Personal information
- Full name: Frank Thomas Parry
- Date of birth: 14 June 1898
- Place of birth: Aigburth, England
- Date of death: 13 March 1973 (aged 74)
- Place of death: Southport, England
- Height: 5 ft 7 in (1.70 m)
- Position(s): Outside forward

Senior career*
- Years: Team / Apps / (Gls)
- 1921–1926: Everton / 12 / (0)
- 1926–1927: Grimsby Town / 1 / (0)
- 1927–1929: Accrington Stanley / 81 / (10)
- 1929–1930: Nelson / 24 / (2)
- 1930–19xx: Felling Stanley / ? / (?)

= Frank Parry =

English footballer

Frank Thomas Parry (14 June 1898 – 13 March 1973) was an English professional footballer who played as an outside forward. Born in Aigburth, Liverpool, he began his playing career with Everton and made 12 league appearances for the club, making his debut in the 1–2 defeat to Manchester City on 26 December 1922. During his time at Goodison Park, he was never able to replace Sam Chedgzoy as the club's first choice right-winger, and in June 1926 he joined Football League Second Division side Grimsby Town. However, despite being described as "a skilful and polished winger", Parry again struggled to break into the first team and played just one league match in the 1926–27 season.

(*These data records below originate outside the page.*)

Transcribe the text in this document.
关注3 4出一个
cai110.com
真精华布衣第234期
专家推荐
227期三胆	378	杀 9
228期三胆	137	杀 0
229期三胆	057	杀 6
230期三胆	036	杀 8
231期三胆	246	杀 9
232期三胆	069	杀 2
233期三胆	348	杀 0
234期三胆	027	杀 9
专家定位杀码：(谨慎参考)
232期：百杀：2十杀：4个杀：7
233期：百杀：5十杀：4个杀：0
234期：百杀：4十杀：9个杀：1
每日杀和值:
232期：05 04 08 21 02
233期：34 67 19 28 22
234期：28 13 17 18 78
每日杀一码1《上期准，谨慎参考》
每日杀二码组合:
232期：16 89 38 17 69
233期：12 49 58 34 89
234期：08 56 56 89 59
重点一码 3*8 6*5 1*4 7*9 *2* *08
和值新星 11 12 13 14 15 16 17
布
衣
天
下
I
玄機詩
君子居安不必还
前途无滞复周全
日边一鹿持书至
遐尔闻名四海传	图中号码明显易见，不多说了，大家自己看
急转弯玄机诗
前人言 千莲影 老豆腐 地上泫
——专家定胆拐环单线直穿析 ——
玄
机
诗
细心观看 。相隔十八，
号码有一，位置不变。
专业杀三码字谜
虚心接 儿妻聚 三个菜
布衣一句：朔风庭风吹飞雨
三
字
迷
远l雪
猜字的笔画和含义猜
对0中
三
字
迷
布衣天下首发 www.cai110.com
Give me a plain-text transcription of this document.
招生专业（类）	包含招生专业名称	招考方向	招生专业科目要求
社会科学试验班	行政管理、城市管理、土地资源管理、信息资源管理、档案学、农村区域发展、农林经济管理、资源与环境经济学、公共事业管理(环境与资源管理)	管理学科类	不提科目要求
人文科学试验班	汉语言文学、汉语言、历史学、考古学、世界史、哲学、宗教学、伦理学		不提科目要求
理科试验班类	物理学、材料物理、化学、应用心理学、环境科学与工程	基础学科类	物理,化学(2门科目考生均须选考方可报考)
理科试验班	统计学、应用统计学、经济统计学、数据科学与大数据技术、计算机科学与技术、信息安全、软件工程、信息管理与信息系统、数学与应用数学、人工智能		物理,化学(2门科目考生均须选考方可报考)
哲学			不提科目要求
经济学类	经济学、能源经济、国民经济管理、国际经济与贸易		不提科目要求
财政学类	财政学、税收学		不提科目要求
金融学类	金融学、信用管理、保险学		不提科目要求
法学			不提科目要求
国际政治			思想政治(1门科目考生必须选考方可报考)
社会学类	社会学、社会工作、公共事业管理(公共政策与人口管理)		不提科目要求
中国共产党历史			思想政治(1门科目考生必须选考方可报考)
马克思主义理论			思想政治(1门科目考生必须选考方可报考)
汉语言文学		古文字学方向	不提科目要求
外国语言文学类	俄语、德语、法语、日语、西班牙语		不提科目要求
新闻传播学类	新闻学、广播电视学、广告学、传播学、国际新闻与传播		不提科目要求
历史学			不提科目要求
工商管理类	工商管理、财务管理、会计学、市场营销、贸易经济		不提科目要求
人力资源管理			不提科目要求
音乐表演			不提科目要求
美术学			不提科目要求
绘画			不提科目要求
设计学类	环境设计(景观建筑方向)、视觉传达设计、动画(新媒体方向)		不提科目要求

In the summer of 1927, Parry moved to Third Division North outfit Accrington Stanley and immediately found himself more involved in senior football. In just over two years with the Peel Park club, he made 81 league appearances and scored 10 goals. His form for Accrington attracted the attention of other clubs, and three months into the 1929–30 season Parry was signed by Nelson as a replacement for Gerry Kelly, who had joined Huddersfield Town. He made his debut for the club on 9 November 1929 in the goalless draw at home to Lincoln City. He retained the right wing berth for the majority of the season, missing only four matches. Parry scored his first league goal for Nelson in the 2–2 draw with Carlisle United on 25 December 1929 at Seedhill, and also netted in the return fixture at Brunton Park the following month. He left Nelson in May 1930 and subsequently moved into non-League football, signing for Felling Stanley, his last senior club, in September of the same year.

Parry was the son of Maurice Parry, who played for Liverpool and represented the Wales national football team on 14 occasions. His uncle, Tom Parry, was also a professional footballer who played for Wales and Oswestry United. Frank Parry died in Southport, Lancashire, on 13 March 1973 at the age of 74.